Preliminarily, EXPRO expect to allocate approximately $780 million to proved reserves, $150 million to the pipeline and gathering assets and approximately $270 million to probable and possible reserves and undeveloped acreage. The amount allocated to proved reserves represents $1.95 per proved Mcfe ($2.89 per Mcfe including development capital).

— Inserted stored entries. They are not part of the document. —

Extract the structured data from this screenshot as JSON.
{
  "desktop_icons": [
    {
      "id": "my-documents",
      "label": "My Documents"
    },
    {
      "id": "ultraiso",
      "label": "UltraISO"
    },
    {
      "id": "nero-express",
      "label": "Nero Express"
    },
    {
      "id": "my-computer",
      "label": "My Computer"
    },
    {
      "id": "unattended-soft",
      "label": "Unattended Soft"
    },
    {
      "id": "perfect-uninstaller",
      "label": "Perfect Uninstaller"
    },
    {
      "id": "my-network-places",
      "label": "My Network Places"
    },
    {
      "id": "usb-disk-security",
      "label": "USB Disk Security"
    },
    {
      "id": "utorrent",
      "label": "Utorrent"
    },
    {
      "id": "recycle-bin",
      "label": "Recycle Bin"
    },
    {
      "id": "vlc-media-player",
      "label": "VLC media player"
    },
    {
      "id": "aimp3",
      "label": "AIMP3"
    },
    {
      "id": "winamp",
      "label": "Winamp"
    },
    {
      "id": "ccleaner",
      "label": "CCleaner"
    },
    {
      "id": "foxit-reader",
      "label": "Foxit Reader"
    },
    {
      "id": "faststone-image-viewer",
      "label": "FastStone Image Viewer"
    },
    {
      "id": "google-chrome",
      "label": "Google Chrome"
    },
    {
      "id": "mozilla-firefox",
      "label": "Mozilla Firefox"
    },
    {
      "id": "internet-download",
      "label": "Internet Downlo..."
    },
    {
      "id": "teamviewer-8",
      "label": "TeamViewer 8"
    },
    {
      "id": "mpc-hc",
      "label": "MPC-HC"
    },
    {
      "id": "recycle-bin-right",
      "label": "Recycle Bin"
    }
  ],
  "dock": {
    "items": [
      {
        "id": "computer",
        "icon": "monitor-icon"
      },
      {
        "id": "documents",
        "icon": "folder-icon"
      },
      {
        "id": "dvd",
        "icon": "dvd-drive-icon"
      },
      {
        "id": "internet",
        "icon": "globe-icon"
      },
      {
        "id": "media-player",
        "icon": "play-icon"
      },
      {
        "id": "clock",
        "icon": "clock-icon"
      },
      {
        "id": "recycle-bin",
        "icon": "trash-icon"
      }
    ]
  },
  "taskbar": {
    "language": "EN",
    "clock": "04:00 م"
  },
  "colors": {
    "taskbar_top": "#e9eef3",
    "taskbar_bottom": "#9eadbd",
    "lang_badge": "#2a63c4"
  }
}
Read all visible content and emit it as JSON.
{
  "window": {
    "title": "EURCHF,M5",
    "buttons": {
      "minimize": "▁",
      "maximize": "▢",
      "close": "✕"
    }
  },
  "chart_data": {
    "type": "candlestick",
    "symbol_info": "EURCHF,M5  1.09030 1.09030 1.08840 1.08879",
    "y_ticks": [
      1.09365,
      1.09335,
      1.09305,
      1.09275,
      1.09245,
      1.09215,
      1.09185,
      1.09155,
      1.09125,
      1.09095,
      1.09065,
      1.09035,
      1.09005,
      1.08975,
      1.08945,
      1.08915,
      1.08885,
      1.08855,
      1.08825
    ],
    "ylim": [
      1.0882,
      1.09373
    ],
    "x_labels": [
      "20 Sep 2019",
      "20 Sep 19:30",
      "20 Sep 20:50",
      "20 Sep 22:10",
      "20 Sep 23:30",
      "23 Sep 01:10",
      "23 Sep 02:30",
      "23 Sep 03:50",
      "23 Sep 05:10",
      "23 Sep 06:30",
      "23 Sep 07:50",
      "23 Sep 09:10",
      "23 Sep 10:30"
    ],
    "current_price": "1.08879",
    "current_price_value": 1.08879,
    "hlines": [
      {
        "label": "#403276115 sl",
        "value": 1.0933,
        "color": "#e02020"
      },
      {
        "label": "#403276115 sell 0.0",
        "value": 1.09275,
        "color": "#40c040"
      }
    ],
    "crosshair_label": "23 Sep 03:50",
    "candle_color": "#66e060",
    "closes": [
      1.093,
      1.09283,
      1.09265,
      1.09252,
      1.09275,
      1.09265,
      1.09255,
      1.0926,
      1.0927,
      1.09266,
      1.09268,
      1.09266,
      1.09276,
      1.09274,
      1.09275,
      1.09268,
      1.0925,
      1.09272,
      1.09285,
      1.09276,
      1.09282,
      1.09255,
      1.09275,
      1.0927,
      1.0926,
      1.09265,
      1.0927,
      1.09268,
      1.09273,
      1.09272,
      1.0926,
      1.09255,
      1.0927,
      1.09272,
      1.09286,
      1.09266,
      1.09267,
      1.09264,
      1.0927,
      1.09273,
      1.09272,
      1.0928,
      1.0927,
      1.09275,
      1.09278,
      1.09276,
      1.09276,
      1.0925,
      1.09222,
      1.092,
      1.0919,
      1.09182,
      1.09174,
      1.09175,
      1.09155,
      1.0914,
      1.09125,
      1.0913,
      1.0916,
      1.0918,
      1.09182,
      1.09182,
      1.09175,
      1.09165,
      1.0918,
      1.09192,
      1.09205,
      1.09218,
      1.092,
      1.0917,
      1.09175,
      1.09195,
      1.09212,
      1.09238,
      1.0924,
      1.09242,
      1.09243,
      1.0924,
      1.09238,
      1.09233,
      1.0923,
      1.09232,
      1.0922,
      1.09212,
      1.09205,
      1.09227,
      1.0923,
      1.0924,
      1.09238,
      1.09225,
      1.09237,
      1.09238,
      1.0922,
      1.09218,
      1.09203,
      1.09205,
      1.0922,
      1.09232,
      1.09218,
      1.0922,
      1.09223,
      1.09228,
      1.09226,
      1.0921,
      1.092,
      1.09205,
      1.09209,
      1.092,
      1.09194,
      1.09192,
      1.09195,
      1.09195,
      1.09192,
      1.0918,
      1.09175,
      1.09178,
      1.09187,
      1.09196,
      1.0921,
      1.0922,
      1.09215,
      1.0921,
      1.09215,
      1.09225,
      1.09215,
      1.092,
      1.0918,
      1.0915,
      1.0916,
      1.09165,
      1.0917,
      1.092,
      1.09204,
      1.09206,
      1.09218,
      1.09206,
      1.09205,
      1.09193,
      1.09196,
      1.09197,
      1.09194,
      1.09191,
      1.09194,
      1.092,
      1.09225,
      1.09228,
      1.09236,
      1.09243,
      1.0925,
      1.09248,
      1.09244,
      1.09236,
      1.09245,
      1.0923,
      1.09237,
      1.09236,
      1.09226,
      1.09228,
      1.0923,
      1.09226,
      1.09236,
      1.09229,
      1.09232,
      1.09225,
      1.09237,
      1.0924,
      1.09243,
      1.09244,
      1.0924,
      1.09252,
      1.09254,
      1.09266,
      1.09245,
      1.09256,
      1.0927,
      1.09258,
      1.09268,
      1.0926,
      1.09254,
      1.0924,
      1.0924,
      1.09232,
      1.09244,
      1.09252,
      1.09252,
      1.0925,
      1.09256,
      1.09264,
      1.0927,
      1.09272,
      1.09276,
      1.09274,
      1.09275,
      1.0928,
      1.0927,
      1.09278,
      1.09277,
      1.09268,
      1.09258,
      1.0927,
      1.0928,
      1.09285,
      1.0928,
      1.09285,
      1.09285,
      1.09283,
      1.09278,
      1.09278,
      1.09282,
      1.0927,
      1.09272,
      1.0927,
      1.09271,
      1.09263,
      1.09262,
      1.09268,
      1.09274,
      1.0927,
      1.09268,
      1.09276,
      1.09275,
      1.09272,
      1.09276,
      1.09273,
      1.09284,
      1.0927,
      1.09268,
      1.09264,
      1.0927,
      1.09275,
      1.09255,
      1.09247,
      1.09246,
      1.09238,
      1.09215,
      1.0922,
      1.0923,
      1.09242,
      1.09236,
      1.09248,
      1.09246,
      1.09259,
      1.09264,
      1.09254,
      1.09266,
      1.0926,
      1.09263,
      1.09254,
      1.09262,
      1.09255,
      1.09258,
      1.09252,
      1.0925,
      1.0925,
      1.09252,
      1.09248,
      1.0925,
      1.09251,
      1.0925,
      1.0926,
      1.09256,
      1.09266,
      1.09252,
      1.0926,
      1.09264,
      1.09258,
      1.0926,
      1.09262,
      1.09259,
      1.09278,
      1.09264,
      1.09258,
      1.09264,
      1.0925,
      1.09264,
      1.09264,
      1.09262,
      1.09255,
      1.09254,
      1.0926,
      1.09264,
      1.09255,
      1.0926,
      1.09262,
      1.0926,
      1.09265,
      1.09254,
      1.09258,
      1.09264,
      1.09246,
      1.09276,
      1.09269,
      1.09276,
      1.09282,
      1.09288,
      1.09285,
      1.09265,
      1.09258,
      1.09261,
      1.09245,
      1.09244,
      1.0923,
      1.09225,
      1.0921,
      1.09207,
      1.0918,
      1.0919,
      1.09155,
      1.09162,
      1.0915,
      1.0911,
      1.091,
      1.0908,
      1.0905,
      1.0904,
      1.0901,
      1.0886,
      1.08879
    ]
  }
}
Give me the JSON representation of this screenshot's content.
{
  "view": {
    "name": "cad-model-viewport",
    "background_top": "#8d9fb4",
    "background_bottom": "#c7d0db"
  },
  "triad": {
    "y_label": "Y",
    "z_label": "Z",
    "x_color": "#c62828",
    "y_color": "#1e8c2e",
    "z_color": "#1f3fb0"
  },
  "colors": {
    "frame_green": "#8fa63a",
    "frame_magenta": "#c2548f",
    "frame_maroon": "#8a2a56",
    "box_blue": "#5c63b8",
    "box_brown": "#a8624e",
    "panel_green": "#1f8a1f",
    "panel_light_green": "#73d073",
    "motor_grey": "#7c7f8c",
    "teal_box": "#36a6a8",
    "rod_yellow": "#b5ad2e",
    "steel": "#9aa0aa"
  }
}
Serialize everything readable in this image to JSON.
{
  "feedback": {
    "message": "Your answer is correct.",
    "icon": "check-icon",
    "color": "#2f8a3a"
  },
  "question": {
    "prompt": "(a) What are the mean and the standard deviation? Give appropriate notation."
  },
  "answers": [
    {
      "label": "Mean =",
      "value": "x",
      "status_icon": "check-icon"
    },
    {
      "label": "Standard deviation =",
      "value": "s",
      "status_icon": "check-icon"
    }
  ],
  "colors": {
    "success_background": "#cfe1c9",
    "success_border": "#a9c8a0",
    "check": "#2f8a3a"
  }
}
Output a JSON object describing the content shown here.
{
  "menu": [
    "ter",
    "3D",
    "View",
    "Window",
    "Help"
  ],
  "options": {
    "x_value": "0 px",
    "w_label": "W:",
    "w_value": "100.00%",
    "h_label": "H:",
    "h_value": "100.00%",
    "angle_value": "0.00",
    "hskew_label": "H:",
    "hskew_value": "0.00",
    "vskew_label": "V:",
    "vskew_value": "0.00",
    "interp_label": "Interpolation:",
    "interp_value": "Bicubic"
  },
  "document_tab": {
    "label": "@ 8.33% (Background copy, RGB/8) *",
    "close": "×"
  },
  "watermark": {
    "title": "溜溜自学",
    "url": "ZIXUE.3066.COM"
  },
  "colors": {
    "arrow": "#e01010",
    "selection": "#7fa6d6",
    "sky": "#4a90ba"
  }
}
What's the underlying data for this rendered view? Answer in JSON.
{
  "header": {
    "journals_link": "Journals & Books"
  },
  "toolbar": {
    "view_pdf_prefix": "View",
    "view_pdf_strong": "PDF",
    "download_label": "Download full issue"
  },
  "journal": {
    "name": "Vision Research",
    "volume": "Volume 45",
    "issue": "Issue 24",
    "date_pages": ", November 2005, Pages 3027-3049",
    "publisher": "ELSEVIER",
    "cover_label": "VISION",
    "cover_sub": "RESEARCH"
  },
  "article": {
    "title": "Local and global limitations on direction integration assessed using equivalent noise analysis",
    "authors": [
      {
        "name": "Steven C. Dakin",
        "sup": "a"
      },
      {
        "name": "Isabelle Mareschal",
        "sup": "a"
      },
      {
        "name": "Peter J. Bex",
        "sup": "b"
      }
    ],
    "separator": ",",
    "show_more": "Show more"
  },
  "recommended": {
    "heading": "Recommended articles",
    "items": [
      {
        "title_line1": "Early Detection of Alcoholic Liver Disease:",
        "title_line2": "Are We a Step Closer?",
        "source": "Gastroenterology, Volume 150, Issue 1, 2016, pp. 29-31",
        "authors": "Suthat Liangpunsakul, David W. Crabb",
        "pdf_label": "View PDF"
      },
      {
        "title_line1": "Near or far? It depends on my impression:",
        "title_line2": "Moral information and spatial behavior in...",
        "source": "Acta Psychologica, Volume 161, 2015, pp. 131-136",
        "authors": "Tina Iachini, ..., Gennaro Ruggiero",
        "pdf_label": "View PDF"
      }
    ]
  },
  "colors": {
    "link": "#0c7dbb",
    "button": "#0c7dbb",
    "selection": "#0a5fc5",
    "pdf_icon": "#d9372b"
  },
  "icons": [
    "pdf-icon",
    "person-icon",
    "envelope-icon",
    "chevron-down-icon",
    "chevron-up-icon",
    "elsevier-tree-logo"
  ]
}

Based upon all categories of reserves, the purchase price is $1.44 per Mcfe ($2.69 per Mcfe with all estimated development capital).
Pro forma for this acquisition, EXCO's total proved reserves are approximately 1.3 Tcfe and its reserves in all categories total approximately 2.0 Tcfe.
In connection with the acquisition, hedges of 18 Bcfe per year for 2007, 2008 and 2009 at prices of $9.07, $8.80 and $8.39, respectively, were put into place by the seller and will be assumed by EXCO. In addition, EXCO will assume approximately 5.5 Bcfe of additional existing hedges for 2006 from the seller at $9.33 per Mcfe.
The transaction is expected to close on October 2, 2006, subject to customary conditions to closing and governmental clearance.
The acquisition is being financed with a $750 million Term Loan Facility and a new Revolving Credit Facility. The subsidiary will be classified as an Unrestricted Subsidiary. The subsidiary will not be a guarantor of EXCO debt obligations nor will EXCO guarantee the indebtedness of the subsidiary.
“This acquisition is an important milestone in the execution of our overall acquire and exploit strategy,” said Douglas H. Miller, EXCO’s CEO. “The production and future opportunities of the Winchester assets bring our East Texas/North Louisiana focus to a new level. The combined production of the EXCO East Texas assets and the assets being acquired currently total more than 100 Mmcfe of natural gas per day. Combined proved reserves in the area will be almost 600 Bcfe and we will have enough undrilled locations for a multiple year drilling program. Obviously, we are very excited about the opportunities presented by this transaction.”